Domenico reste un instant silencieux…
« Mais pourquoi n’a-t-elle rien dit alors ? »
« Parce qu’elle m’aimait encore un peu… Par respect pour tout l’amour que nous avions partagé… »
Domenico se lève, un peu sous le choc de ces révélations.
« Que dois-je faire de ces révélations ? Si j’en informe Rome, vous ne serez jamais un Saint… »
« Fais comme bon te semble… Moi, je vais mourir. L’avenir ne m’intéresse plus… J’espère que ma vie sans un seul péché pourra absoudre ce crime originel… Et prends ça, c’est un souvenir de ta grand-mère. »
Le vieil homme lui tend alors un petit anneau que Domenico prend avant de sortir.

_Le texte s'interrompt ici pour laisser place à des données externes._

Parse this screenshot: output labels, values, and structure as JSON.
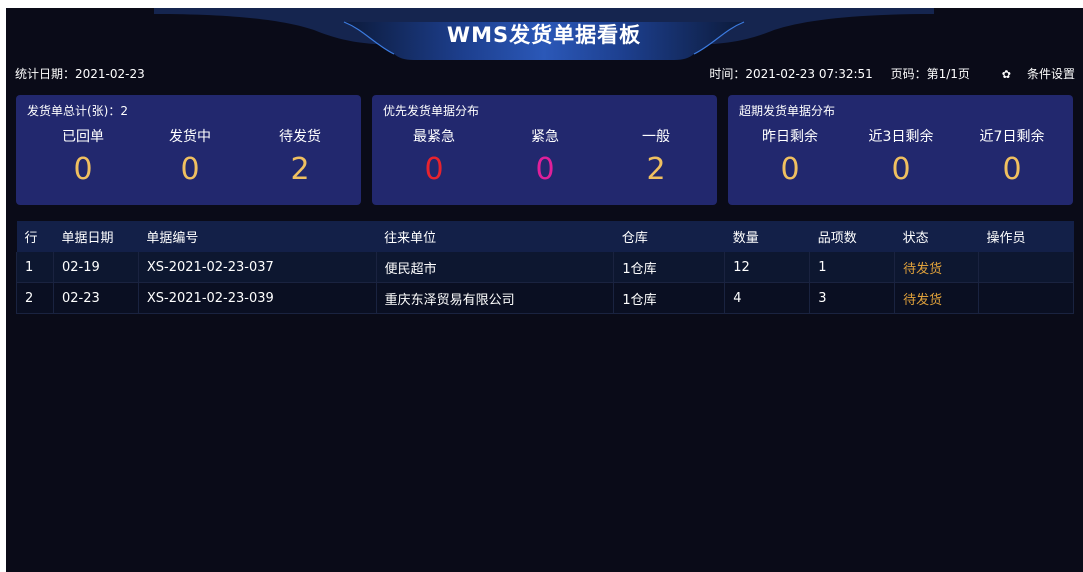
{
  "header": {
    "title": "WMS发货单据看板"
  },
  "topbar": {
    "stat_date": "统计日期：2021-02-23",
    "time": "时间：2021-02-23 07:32:51",
    "page": "页码：第1/1页",
    "settings_label": "条件设置"
  },
  "cards": {
    "total": {
      "title": "发货单总计(张)：2",
      "cols": [
        {
          "label": "已回单",
          "value": "0",
          "color": "#f0c060"
        },
        {
          "label": "发货中",
          "value": "0",
          "color": "#f0c060"
        },
        {
          "label": "待发货",
          "value": "2",
          "color": "#f0c060"
        }
      ]
    },
    "priority": {
      "title": "优先发货单据分布",
      "cols": [
        {
          "label": "最紧急",
          "value": "0",
          "color": "#e8232e"
        },
        {
          "label": "紧急",
          "value": "0",
          "color": "#e0209a"
        },
        {
          "label": "一般",
          "value": "2",
          "color": "#f0c060"
        }
      ]
    },
    "overdue": {
      "title": "超期发货单据分布",
      "cols": [
        {
          "label": "昨日剩余",
          "value": "0",
          "color": "#f0c060"
        },
        {
          "label": "近3日剩余",
          "value": "0",
          "color": "#f0c060"
        },
        {
          "label": "近7日剩余",
          "value": "0",
          "color": "#f0c060"
        }
      ]
    }
  },
  "table": {
    "headers": [
      "行",
      "单据日期",
      "单据编号",
      "往来单位",
      "仓库",
      "数量",
      "品项数",
      "状态",
      "操作员"
    ],
    "rows": [
      [
        "1",
        "02-19",
        "XS-2021-02-23-037",
        "便民超市",
        "1仓库",
        "12",
        "1",
        "待发货",
        ""
      ],
      [
        "2",
        "02-23",
        "XS-2021-02-23-039",
        "重庆东泽贸易有限公司",
        "1仓库",
        "4",
        "3",
        "待发货",
        ""
      ]
    ]
  },
  "icons": {
    "settings": "gear-icon"
  }
}
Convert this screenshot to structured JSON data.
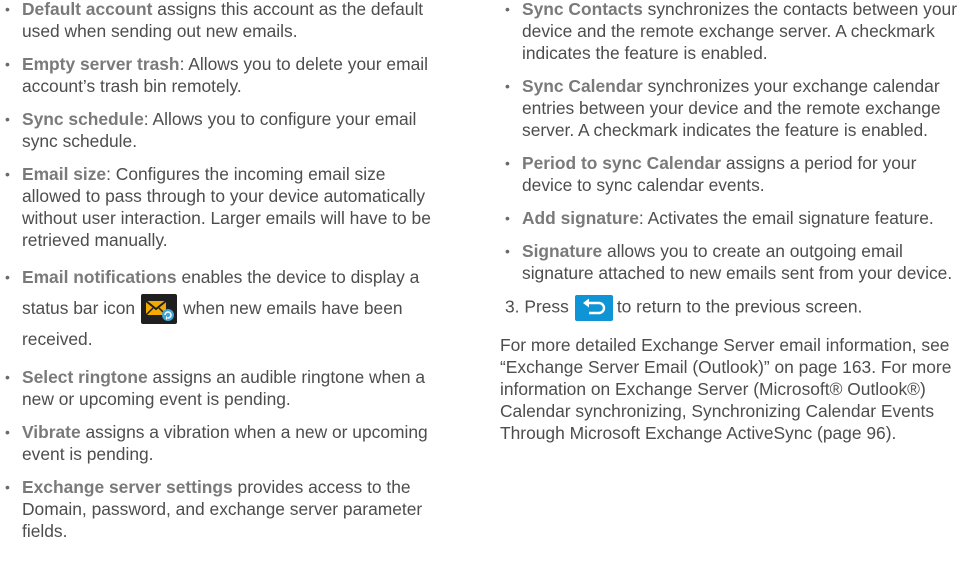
{
  "left_items": [
    {
      "term": "Default account",
      "text": " assigns this account as the default used when sending out new emails."
    },
    {
      "term": "Empty server trash",
      "text": ": Allows you to delete your email account’s trash bin remotely."
    },
    {
      "term": "Sync schedule",
      "text": ": Allows you to configure your email sync schedule."
    },
    {
      "term": "Email size",
      "text": ": Configures the incoming email size allowed to pass through to your device automatically without user interaction. Larger emails will have to be retrieved manually."
    },
    {
      "term": "Select ringtone",
      "text": " assigns an audible ringtone when a new or upcoming event is pending."
    },
    {
      "term": "Vibrate",
      "text": " assigns a vibration when a new or upcoming event is pending."
    },
    {
      "term": "Exchange server settings",
      "text": " provides access to the Domain, password, and exchange server parameter fields."
    }
  ],
  "notification_item": {
    "term": "Email notifications",
    "text_before": " enables the device to display a status bar icon",
    "text_after": "when new emails have been received.",
    "icon": "email-notification-icon"
  },
  "right_items": [
    {
      "term": "Sync Contacts",
      "text": " synchronizes the contacts between your device and the remote exchange server. A checkmark indicates the feature is enabled."
    },
    {
      "term": "Sync Calendar",
      "text": " synchronizes your exchange calendar entries between your device and the remote exchange server. A checkmark indicates the feature is enabled."
    },
    {
      "term": "Period to sync Calendar",
      "text": " assigns a period for your device to sync calendar events."
    },
    {
      "term": "Add signature",
      "text": ": Activates the email signature feature."
    },
    {
      "term": "Signature",
      "text": " allows you to create an outgoing email signature attached to new emails sent from your device."
    }
  ],
  "step": {
    "number": "3.",
    "before": "Press",
    "after": "to return to the previous screen.",
    "icon": "back-key-icon"
  },
  "paragraph": "For more detailed Exchange Server email information, see “Exchange Server Email (Outlook)” on page 163. For more information on Exchange Server (Microsoft® Outlook®) Calendar synchronizing, Synchronizing Calendar Events Through Microsoft Exchange ActiveSync (page 96).",
  "colors": {
    "text": "#4d4d4d",
    "term": "#7a7a7a",
    "icon_bg": "#1f1f1f",
    "icon_accent": "#f2a900",
    "back_icon_bg": "#0f95d6"
  }
}
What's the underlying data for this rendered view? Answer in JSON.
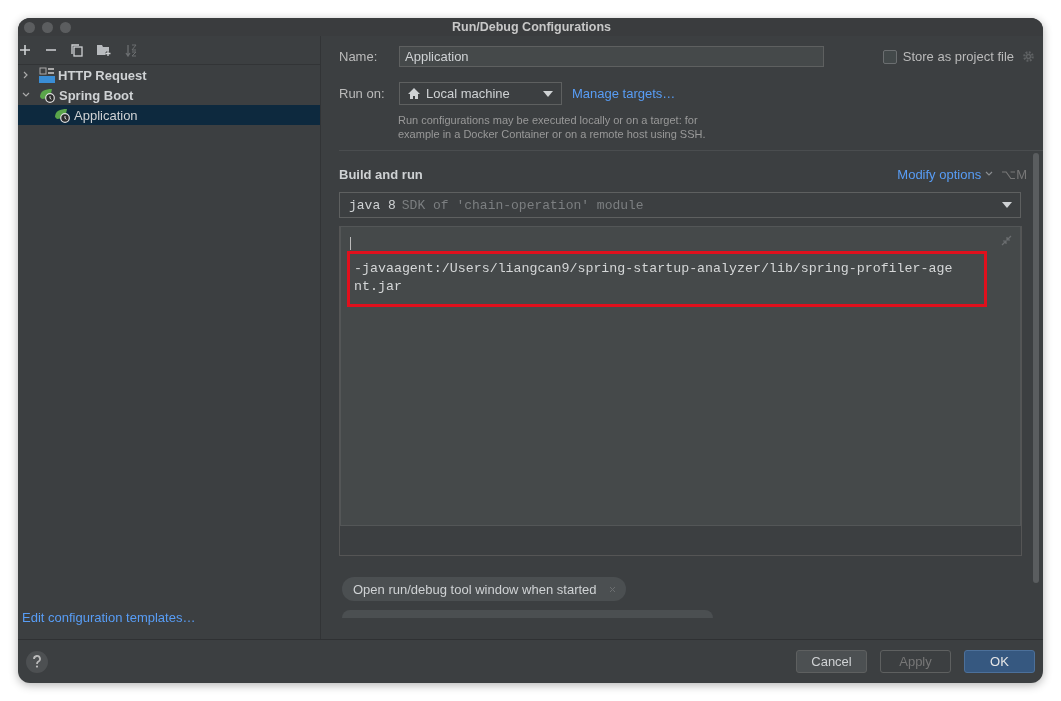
{
  "window": {
    "title": "Run/Debug Configurations"
  },
  "tree": [
    {
      "label": "HTTP Request",
      "kind": "http",
      "expanded": false,
      "selected": false
    },
    {
      "label": "Spring Boot",
      "kind": "spring",
      "expanded": true,
      "selected": false,
      "children": [
        {
          "label": "Application",
          "kind": "spring",
          "selected": true
        }
      ]
    }
  ],
  "edit_templates_link": "Edit configuration templates…",
  "form": {
    "name_label": "Name:",
    "name_value": "Application",
    "store_as_project_file": {
      "label": "Store as project file",
      "checked": false
    },
    "run_on_label": "Run on:",
    "run_on_value": "Local machine",
    "manage_targets_link": "Manage targets…",
    "hint": "Run configurations may be executed locally or on a target: for example in a Docker Container or on a remote host using SSH."
  },
  "build_and_run": {
    "title": "Build and run",
    "modify_options": "Modify options",
    "shortcut": "⌥M",
    "sdk": {
      "value": "java 8",
      "hint": "SDK of 'chain-operation' module"
    },
    "vm_options": {
      "lines": [
        "-javaagent:/Users/liangcan9/spring-startup-analyzer/lib/spring-profiler-age",
        "nt.jar"
      ],
      "highlighted": true
    }
  },
  "chips": [
    {
      "label": "Open run/debug tool window when started"
    }
  ],
  "buttons": [
    {
      "label": "Cancel",
      "kind": "normal"
    },
    {
      "label": "Apply",
      "kind": "disabled"
    },
    {
      "label": "OK",
      "kind": "default"
    }
  ]
}
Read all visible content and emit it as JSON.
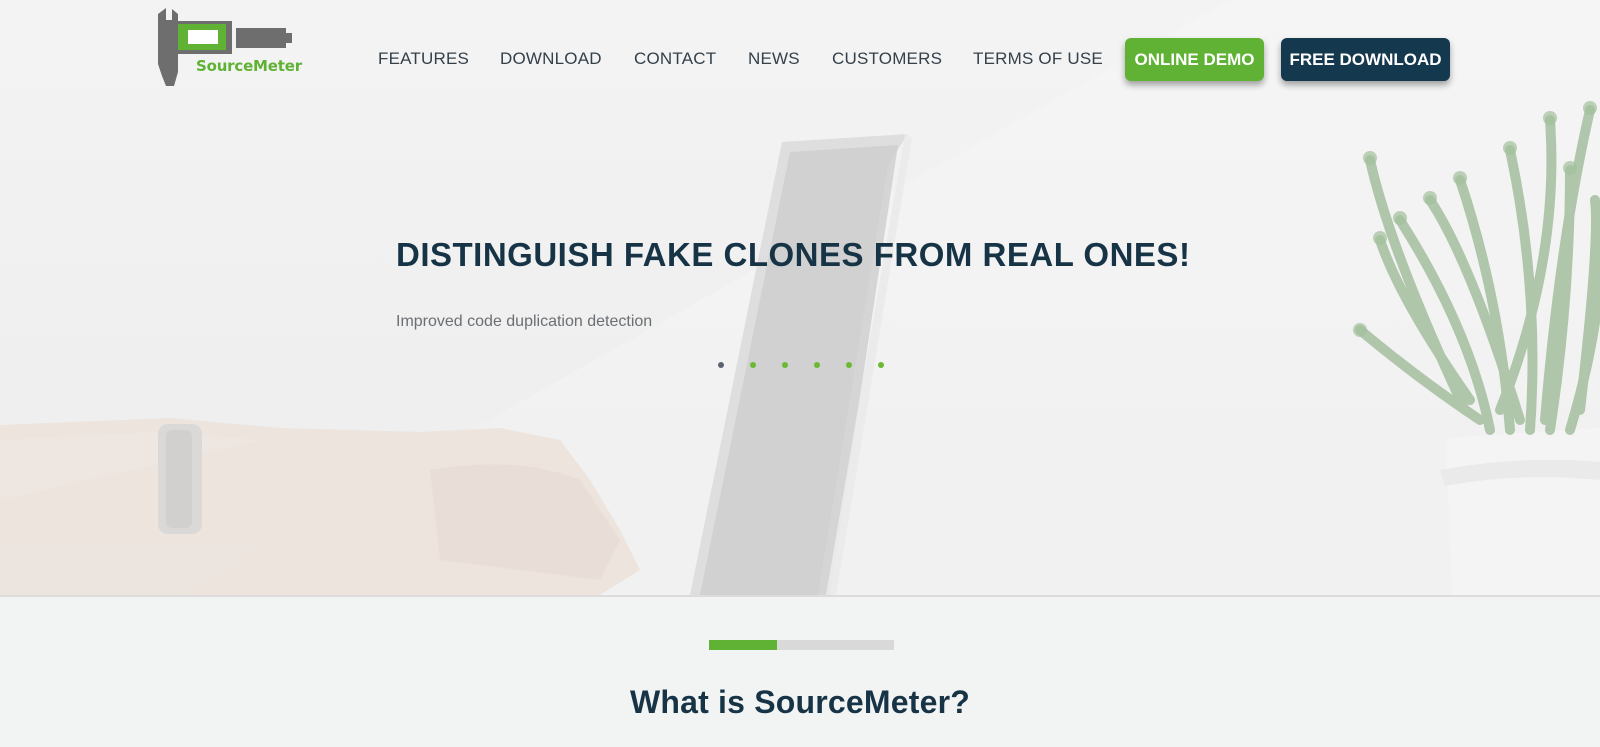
{
  "brand": {
    "name": "SourceMeter",
    "color_green": "#5fb233",
    "color_navy": "#14384d"
  },
  "nav": {
    "links": [
      "FEATURES",
      "DOWNLOAD",
      "CONTACT",
      "NEWS",
      "CUSTOMERS",
      "TERMS OF USE"
    ],
    "demo_label": "ONLINE DEMO",
    "download_label": "FREE DOWNLOAD"
  },
  "hero": {
    "headline": "DISTINGUISH FAKE CLONES FROM REAL ONES!",
    "subline": "Improved code duplication detection",
    "slides_count": 6,
    "active_slide": 1
  },
  "section": {
    "progress_fraction": 0.37,
    "title": "What is SourceMeter?"
  }
}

Revenu dans le cloitre, il demande du papier et prépare sa réponse pour Rome :
« Votre Sainteté,
J’ai rencontré Roger le Pieux. Il m’a avoué avoir aimé une femme qui l’a rejeté. C’est à ce moment là qu’il a fait le choix de vivre comme un saint. Il m’a indiqué que sa vie avait été remplie de la présence divine, mais qu’il avait toujours pensé à cette femme. Rien ne remet en cause sa vie pieuse à part cette tentation toujours présente. Mais n’est-ce pas le lot de chacun de nous mortels ? Je vous ramène un rapport détaillé à mon retour à Rome.
Votre dévoué Serviteur,
Domenico Scribus. »
Il scelle le parchemin et le confie au moine pour le transmettre à Rome.
Sur le chemin qui l’éloigne du petit monastère perdu, Domenico joue avec l’anneau de sa grand-mère en réfléchissant à ce que lui a dit le saint. Son amour toujours présent pour la femme qu’il a aimée a tellement ému Domenico qu’il n’a pas voulu ruiner les espoirs de sainteté du vieil homme. Un amour si pur et si résistant est en lui seul le témoin du caractère exceptionnel de Roger le Pieux.